Social Politics of Writing Fiction


The social politics of writing fiction extends beyond the page, beyond the rounds of edits and publishing. It's a necessity of marketing and sales. It's the joys of peer networking and consumer reach. It's navigating participation in a community without sticking your foot in a steaming pile.

Traditionally when we think of genre authors and politics, we think of the rebels we aspire to be--authors whose stories permeated the public consciousness to the point of affecting real-world change. Our passions about a certain topics or themes provoke our need to write about social injustice, climate change, agri-business, religion, war, etc. We start our stories with the state of what is then weave a tale around what could be.
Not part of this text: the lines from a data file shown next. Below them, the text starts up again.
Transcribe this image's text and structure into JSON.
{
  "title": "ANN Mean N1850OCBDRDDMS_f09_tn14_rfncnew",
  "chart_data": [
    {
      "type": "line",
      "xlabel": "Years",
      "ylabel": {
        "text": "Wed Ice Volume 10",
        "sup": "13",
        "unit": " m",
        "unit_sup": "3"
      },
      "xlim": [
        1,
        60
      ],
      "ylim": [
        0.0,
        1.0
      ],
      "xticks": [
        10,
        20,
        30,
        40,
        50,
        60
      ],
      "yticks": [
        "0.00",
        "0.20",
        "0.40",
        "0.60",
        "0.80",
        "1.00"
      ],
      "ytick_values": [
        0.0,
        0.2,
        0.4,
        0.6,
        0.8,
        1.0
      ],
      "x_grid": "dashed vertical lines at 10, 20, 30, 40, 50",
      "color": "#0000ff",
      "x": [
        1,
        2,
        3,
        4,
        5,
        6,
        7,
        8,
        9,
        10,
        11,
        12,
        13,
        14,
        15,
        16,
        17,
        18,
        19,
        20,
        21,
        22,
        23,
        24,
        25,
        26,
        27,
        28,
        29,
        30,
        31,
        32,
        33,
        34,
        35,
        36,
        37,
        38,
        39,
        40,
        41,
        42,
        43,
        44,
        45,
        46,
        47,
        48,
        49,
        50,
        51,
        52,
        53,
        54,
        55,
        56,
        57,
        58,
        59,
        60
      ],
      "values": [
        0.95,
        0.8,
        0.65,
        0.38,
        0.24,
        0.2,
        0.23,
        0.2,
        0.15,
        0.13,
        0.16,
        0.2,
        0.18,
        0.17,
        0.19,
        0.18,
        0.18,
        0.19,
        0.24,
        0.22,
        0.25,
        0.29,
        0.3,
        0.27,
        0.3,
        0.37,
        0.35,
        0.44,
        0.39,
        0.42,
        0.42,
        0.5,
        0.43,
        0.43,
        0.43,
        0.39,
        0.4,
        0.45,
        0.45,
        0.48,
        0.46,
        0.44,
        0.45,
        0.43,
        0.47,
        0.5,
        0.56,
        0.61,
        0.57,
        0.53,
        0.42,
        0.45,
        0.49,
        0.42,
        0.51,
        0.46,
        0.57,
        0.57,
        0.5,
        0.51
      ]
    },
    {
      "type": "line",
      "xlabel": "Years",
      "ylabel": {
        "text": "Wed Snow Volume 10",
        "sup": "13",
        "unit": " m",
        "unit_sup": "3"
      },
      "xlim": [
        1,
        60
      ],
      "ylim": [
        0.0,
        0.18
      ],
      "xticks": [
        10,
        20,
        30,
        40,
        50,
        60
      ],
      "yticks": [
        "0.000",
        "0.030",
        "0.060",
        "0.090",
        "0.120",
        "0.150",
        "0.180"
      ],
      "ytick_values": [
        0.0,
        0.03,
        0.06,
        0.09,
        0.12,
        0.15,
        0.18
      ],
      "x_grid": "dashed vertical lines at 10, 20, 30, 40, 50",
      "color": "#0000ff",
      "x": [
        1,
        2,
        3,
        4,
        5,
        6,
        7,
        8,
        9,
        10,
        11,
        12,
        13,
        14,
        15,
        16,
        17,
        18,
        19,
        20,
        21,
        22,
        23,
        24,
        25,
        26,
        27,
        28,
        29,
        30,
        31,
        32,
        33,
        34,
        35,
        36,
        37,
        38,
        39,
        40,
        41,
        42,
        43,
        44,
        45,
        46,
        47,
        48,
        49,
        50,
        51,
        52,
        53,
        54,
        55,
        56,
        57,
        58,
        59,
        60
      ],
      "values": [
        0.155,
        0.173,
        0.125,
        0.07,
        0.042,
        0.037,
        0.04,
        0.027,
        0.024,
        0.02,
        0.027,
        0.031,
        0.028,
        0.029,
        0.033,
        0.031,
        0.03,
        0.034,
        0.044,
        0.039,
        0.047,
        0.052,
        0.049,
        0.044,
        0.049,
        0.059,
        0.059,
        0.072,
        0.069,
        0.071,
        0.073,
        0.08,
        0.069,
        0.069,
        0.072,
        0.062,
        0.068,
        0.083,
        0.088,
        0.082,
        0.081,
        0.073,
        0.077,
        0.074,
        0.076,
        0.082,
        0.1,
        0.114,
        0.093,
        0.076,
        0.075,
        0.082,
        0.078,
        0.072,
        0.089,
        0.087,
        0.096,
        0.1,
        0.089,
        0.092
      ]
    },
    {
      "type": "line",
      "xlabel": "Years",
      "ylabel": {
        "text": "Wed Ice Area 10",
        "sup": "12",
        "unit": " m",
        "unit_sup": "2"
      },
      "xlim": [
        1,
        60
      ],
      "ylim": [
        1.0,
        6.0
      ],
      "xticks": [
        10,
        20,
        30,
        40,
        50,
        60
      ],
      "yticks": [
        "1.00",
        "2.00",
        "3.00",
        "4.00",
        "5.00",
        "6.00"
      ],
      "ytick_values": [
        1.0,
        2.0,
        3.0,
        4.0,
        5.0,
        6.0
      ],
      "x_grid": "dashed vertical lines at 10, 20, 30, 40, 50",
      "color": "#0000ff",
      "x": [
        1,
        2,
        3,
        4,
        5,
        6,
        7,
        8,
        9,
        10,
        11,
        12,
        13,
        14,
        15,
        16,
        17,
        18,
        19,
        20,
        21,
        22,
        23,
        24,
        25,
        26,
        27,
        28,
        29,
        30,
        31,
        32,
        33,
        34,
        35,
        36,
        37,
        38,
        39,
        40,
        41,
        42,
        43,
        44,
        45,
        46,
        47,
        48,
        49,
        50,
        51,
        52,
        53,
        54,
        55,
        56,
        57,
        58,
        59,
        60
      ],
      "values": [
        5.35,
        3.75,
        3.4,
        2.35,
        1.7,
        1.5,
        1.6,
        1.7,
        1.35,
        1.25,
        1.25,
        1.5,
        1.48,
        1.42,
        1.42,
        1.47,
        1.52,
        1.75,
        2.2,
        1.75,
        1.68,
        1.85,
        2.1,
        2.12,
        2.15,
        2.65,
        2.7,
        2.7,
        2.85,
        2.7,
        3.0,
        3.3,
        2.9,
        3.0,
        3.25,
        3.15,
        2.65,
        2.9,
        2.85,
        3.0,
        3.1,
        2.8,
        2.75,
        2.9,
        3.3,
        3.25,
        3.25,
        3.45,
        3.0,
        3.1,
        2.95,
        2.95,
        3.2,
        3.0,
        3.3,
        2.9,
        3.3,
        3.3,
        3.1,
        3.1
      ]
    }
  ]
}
Cautionary or inspirational, often it's both. It doesn't matter if the story suits a publisher's business model. It matters only that we're planting a seed to make a total stranger explore a different point of view. It's long been the place of genre authors to expose government hypocrisies and to speak up as harbingers against complacency through fiction. What great company to want to keep, right?

However...

The fertile bed of social politics can turn against authors when it becomes the censor of creativity. We're currently in the throes of a resurgence in pre-print censorship. There are a lot of opinionated voices given platforms via social media and the Con circuits dictating what authors are "allowed" to write based on the characteristics of the author. Some of those voices are angry, some are well-intentioned, and some exemplify the behaviors they seek to quash. This has given rise to a tide of shaming authors for daring to write something other than "what they know...first hand." Far beyond the usual critical review that dismantles the book, this trend goes after the author for being "unqualified" to write particular aspects of fiction. It's a tragedy because too many stories that fill the narrative need aren't being submitted because of the social politics and the bullies feigning authority.

Authors, be confident in your story. Submit. Publish. Don't let social politics limit your imagination or your ambition.